Cisco is going harder on optical as it faces intense competition in the AI back-end market from Arista, Nokia, Nvidia and others. At Cisco Live in February, the company introduced a G300 switching chip designed to optimize traffic between AI clusters.
Analysts: Cisco strengthens optical edge vs. Ciena
For optical transport sales to cloud providers, Cisco along with Ciena and Nokia have a combined 90% market share, Dell’Oro VP Jimmy Yu told Fierce.
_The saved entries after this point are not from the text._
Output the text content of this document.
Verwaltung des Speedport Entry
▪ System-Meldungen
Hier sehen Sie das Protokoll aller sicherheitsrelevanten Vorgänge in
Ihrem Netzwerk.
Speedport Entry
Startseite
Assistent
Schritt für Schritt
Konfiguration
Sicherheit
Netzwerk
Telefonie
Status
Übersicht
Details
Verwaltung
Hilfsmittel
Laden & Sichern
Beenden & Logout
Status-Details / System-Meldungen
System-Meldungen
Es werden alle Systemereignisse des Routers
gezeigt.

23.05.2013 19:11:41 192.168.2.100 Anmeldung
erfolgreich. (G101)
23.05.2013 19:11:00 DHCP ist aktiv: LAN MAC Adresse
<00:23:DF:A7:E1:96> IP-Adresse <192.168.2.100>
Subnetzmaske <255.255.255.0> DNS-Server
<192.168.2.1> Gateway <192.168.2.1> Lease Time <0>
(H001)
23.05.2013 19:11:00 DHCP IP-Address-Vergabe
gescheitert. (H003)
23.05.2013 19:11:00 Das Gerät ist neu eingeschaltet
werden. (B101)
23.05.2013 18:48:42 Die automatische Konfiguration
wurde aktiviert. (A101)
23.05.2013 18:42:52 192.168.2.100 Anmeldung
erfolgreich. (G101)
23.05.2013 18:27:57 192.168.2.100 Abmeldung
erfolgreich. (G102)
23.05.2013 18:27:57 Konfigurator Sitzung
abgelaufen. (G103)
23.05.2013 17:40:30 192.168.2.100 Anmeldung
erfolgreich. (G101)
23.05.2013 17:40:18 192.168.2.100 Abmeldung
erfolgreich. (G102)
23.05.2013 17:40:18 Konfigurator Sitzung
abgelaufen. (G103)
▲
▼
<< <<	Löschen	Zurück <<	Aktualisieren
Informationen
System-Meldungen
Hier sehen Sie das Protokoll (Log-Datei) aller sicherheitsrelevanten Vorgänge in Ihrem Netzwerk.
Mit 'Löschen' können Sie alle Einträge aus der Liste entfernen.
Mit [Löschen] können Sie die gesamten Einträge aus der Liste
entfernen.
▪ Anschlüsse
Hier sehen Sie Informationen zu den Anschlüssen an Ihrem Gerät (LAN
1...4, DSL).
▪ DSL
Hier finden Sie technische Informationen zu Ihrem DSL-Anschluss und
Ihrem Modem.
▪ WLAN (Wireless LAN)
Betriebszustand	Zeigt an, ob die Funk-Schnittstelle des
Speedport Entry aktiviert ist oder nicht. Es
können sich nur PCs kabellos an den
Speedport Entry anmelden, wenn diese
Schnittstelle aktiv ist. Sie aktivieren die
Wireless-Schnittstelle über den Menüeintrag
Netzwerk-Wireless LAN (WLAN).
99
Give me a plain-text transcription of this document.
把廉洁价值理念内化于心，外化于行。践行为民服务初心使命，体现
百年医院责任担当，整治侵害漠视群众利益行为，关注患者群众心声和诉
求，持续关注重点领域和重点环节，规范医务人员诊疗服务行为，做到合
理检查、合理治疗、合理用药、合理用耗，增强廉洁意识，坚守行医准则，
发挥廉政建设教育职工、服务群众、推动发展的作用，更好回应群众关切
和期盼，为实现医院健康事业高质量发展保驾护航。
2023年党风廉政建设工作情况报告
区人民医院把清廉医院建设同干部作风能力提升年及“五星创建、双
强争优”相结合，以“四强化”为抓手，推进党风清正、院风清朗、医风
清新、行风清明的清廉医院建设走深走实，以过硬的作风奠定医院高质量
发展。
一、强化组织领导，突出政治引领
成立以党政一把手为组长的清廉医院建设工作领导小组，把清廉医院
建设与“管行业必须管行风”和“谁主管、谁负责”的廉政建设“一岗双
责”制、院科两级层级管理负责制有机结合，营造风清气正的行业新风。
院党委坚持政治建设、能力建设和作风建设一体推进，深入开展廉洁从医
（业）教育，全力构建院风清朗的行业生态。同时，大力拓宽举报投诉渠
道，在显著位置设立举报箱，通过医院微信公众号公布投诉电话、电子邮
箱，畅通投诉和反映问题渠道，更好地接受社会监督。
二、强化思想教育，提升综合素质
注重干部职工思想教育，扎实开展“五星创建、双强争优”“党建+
And he thinks it won’t be long before Cisco’s competitors launch similar offerings that connect GPU clusters between data centers separated by more than 100 kilometers.
In a similar vein, Ciena this week introduced what it calls “hyper-rail photonics,” new amplifier configurations that tout “up to 32x” the fiber density of standard solutions.
Cisco is claiming its multi-rail line system offers a 75% power reduction and an 80% decrease in rack space, both of which would be “a big help to hyperscalers that are watching every wattage,” said Yu.
Kyle Hollasch, Cignal AI Lead Analyst of Optical Transport & Routing, told Fierce Cisco’s new platform will compete head-to-head with Ciena’s, “but Cisco's deep Silicon Valley relationships and trusted partner status in optics make it highly likely that it will be a part of hyperscalers' multi-vendor approach to networking.”
Cisco’s move to “massively-densif[y]” in-line amplifiers addresses a common pain point of traditional optical transport gear, which “has never been designed to handle the hundreds of optical fibers that hyperscalers plan to light up,” he said.
The vendor already supplies optics and switches to support more power-efficient DCIs, such as the Acacia 800 ZR+ module and the P200 routing chip launched in October, Hollasch noted. “So it makes sense to complete the end-to-end scale-across networking stack with a line system.”
Updated to clarify Cisco, Ciena and Nokia have a 90% market share of optical transport systems for cloud providers.